Conférence sur la sécurité du futur du 17 au 19 septembre 2013 à Berlin

Du 17 au 19 septembre 2013 s’est tenue à la représentation régionale du Land de Rhénanie du Nord-Westphalie à Berlin la conférence annuelle sur la sécurité du futur (« Future Security Conference 2013 »).

Réunissant 200 participants issus de 20 pays, cette conférence portait sur la sécurité au sens global. Organisée à l’initiative de la société Fraunhofer, l’événement impliquait aussi deux ministères allemands : le Ministère fédéral de l’enseignement et de la recherche (Bundesministerium für Bildung und Forschung, BMBF) et le Ministère fédéral de la défense (Bundesministerium für Verteidigung, BMVg). Cette forte présence institutionnelle est à lier à la Stratégie High Tech du gouvernement fédéral, dans laquelle la recherche sur la sécurité est un élément-clé. Différentes approches ont mis en valeur le rôle de la recherche et de ses avancées dans la réduction des impacts en contexte de crise : catastrophes naturelles ou attaques terroristes par exemple. L’accent a été mis sur la gestion des risques, les menaces électromagnétiques, les infrastructures « résistantes » et la détection d’explosifs.

 

Un nouveau domaine pour la recherche

La conférence était organisée par l’Institut Fraunhofer sur l’analyse des tendances technologiques (« Institut für Naturwissenschaftlich-Technische Trendanalysen », INT) basé à Euskirchen (Rhénanie du Nord-Westphalie). Cet institut a pour rôle de dresser un paysage de la recherche et de la technologie dans le cadre des développements technologiques internationaux, avec un accent sur le thème de la sécurité. Son directeur, Michael Lauster, par ailleurs président de la conférence, met en avant les échanges entre les professionnels du secteur, et considère la recherche sur la sécurité comme étant plus importante que dans d’autres domaines. La conférence proposait une plateforme pour les chercheurs, utilisateurs et fournisseurs européens ou non pour un échange des résultats de recherche et des nouvelles idées.

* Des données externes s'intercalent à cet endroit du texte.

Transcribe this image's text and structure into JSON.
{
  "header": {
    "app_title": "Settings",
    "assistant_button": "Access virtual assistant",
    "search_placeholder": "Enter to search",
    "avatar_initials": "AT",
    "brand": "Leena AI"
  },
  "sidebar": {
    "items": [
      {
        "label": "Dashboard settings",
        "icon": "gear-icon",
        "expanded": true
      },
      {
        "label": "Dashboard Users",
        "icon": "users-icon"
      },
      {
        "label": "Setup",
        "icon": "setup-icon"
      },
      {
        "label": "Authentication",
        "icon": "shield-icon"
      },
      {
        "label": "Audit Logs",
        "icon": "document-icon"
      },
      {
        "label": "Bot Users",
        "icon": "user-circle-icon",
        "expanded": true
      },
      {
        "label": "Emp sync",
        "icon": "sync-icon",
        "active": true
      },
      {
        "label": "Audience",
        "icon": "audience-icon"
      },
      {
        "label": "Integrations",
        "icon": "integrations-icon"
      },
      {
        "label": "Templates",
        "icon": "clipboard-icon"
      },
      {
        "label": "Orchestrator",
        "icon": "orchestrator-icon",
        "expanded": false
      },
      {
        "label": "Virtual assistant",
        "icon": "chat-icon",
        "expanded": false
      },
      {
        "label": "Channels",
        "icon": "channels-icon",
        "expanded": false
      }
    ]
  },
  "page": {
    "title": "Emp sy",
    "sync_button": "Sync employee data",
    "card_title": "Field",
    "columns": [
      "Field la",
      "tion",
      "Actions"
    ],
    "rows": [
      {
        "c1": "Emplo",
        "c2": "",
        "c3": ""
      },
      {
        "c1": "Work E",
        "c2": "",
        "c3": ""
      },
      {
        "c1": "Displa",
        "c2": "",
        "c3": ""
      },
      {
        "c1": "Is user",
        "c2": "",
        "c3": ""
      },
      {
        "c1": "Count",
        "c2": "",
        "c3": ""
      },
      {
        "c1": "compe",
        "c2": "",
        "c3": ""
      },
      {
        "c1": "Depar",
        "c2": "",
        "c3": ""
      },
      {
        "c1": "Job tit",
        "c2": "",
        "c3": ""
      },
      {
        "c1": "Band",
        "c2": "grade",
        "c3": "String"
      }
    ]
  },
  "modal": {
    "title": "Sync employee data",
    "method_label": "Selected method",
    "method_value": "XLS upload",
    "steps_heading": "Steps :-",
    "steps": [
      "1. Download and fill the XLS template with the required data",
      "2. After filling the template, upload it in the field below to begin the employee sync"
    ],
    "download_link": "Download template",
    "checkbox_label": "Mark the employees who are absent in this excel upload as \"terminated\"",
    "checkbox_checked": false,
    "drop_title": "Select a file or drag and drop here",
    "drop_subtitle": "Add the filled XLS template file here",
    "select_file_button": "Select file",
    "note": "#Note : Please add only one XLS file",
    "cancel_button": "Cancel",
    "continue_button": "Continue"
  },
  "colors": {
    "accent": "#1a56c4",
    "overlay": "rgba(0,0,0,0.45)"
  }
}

Lors de son discours d’ouverture, Paul Weissenberg, Directeur général adjoint de la Direction Générale « entreprises et industrie » de la Commission européenne, relève qu’il s’agit d’une période-clé pour dresser un bilan : la fin du septième PCRDT, avec Horizon 2020 en ligne de mire. Stéphane Beeselmans, Secrétaire d’Etat à la défense, indique de son côté les domaines sur lesquels le Ministère allemand de la défense se focalise : les capteurs, les logiciels et le matériel.

 

Une société numérique en pleine évolution

Markus Hellenthal, vice-président d’IBM, met l’accent lors de son exposé sur la période charnière que constitue cette décennie, avec des phénomènes de rupture dans la société numérique (principalement sur les thématiques des réseaux sociaux, de la réalité virtuelle et de l’information mobile). L’industriel note que le nombre d’appareils connectés à internet évolue de manière exponentielle (7 milliards en 2010, 15 milliards prévus en 2015, et 50 milliards en 2020 d’après les estimations présentées).

A la criminalité sur les réseaux doivent s’opposer des barrières fortes. Selon M. Hellenthal, il existe une responsabilité éthique de la part des pouvoirs publics et des entreprises, face au besoin de sécurité des populations. Pour répondre à cette demande :
– il est nécessaire de mettre en place une coopération étroite entre les secteurs public et privé ;
– la toile ne doit en rien constituer une zone de non-droit, alors qu’il y règne parfois un sentiment d’impunité, d’où la nécessité d’un cadre juridique ;
– la coopération et l’échange d’informations entre les différentes parties prenantes doivent être au coeur de la stratégie conduisant à la sécurité des populations.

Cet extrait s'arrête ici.